Der »Northern Rocky Mountain Wolf Recovery Plan« wurde 1987 verabschiedet. Er empfahl, Wölfe in Yellowstone wieder anzusiedeln. Der US-Senat stellte Mittel zur Verfügung, um die Auswirkungen einer solchen Rückführung zu erkunden. 1990 wurden die ersten beiden Berichte »Wölfe für Yellowstone?« dem Kongress vorgelegt, der 1991 die Vorbereitung eines Environmental Impact Statement (EIS) anordnete (eine Untersuchung darüber, welchen Einfluss neu angesiedelte Beutegreifer auf die Umwelt haben).

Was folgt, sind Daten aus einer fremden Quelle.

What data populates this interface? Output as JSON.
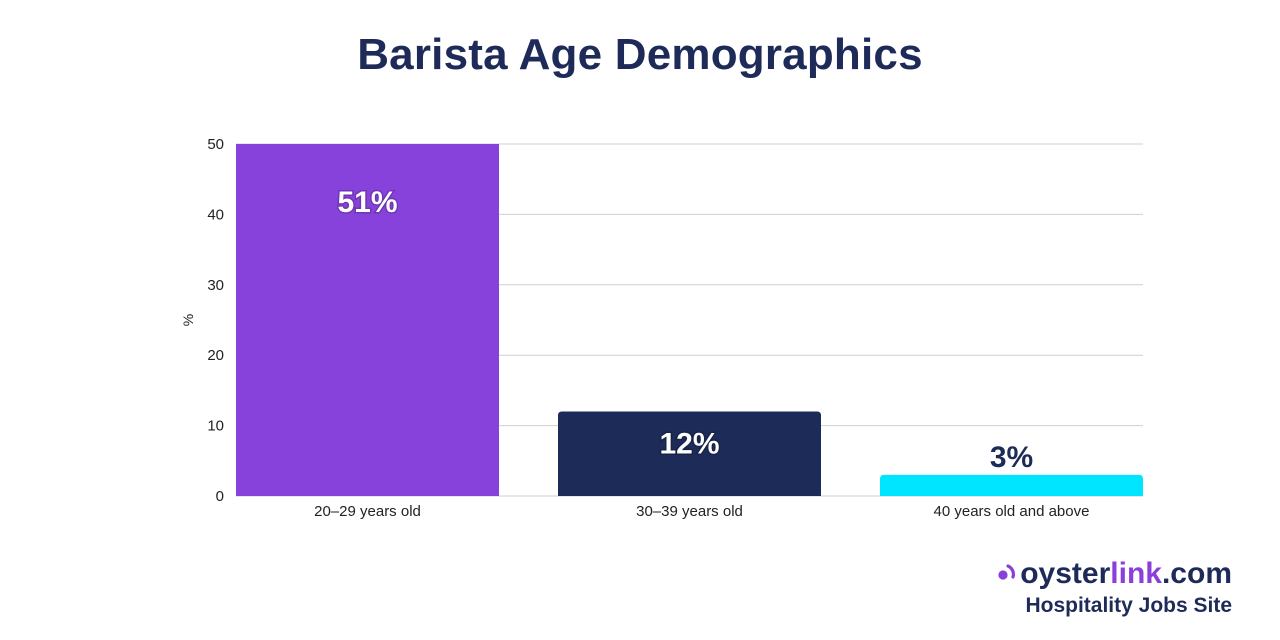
{
  "chart_data": {
    "type": "bar",
    "title": "Barista Age Demographics",
    "xlabel": "",
    "ylabel": "%",
    "ylim": [
      0,
      50
    ],
    "yticks": [
      0,
      10,
      20,
      30,
      40,
      50
    ],
    "grid": true,
    "categories": [
      "20–29 years old",
      "30–39 years old",
      "40 years old and above"
    ],
    "values": [
      51,
      12,
      3
    ],
    "data_labels": [
      "51%",
      "12%",
      "3%"
    ],
    "colors": [
      "#8742dc",
      "#1d2b58",
      "#00e5ff"
    ],
    "label_colors": [
      "#ffffff",
      "#ffffff",
      "#1d2b58"
    ]
  },
  "brand": {
    "part1": "oyster",
    "part2": "link",
    "part3": ".com",
    "tagline": "Hospitality Jobs Site",
    "accent_color": "#8a3fdc",
    "icon": "oysterlink-logo-icon"
  }
}
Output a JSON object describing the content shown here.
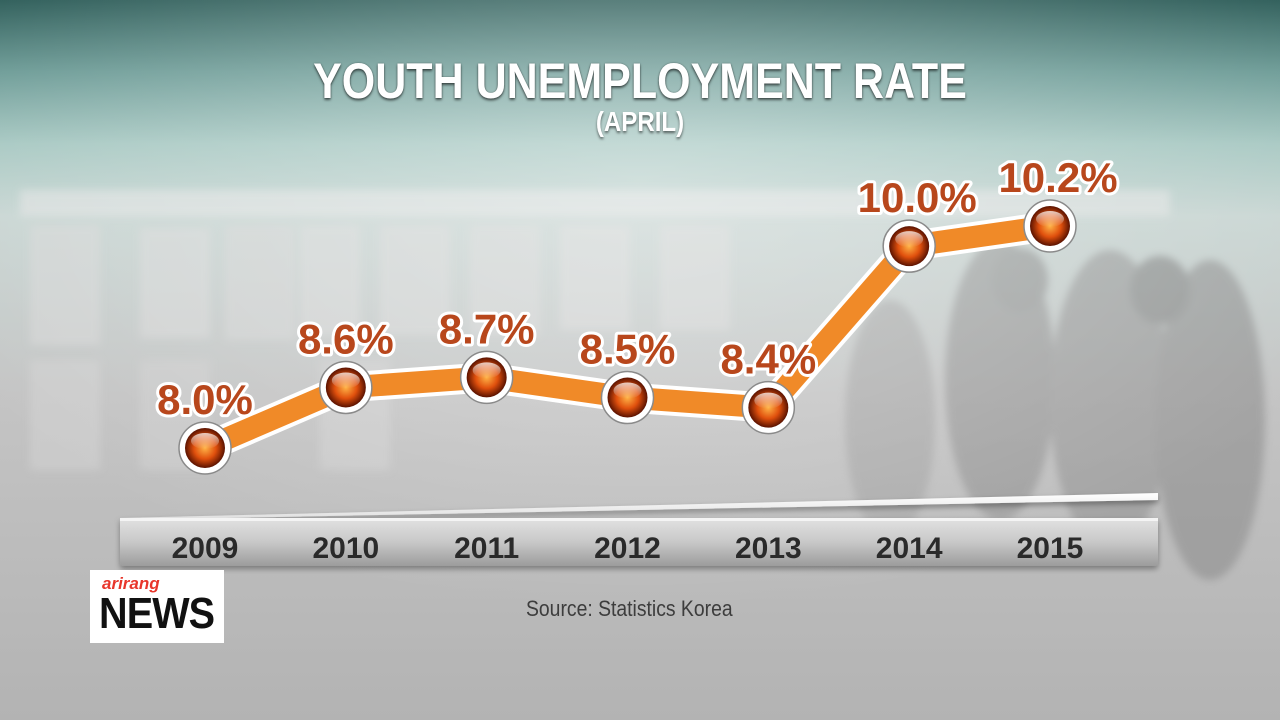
{
  "chart_data": {
    "type": "line",
    "title": "YOUTH UNEMPLOYMENT RATE",
    "subtitle": "(APRIL)",
    "categories": [
      "2009",
      "2010",
      "2011",
      "2012",
      "2013",
      "2014",
      "2015"
    ],
    "values": [
      8.0,
      8.6,
      8.7,
      8.5,
      8.4,
      10.0,
      10.2
    ],
    "value_labels": [
      "8.0%",
      "8.6%",
      "8.7%",
      "8.5%",
      "8.4%",
      "10.0%",
      "10.2%"
    ],
    "unit": "%",
    "grid": false,
    "colors": {
      "line": "#f08a28",
      "label": "#b8471c",
      "marker": "#e25a10"
    }
  },
  "source": "Source: Statistics Korea",
  "logo": {
    "brand": "arirang",
    "name": "NEWS"
  }
}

Der EIS-Entwurf wurde am 1. Juli 1993 der Öffentlichkeit vorgestellt. Er führte zu einer unerwarteten Anzahl Briefe, Faxe und E-Mails der Bevölkerung – insgesamt 160.000. Nach Berücksichtigung aller Stellungnahmen der Betroffenen und nach Ausarbeitung spezieller Regeln für die Ansiedelung einer »nicht notwendigen experimentellen« Wolfspopulation unterschrieb am 15. November 1994 Innenminister Bruce Babbitt die Genehmigung für das Wiederansiedlungsverfahren. Damit war der Weg frei für die Rückkehr der Wölfe nach Yellowstone.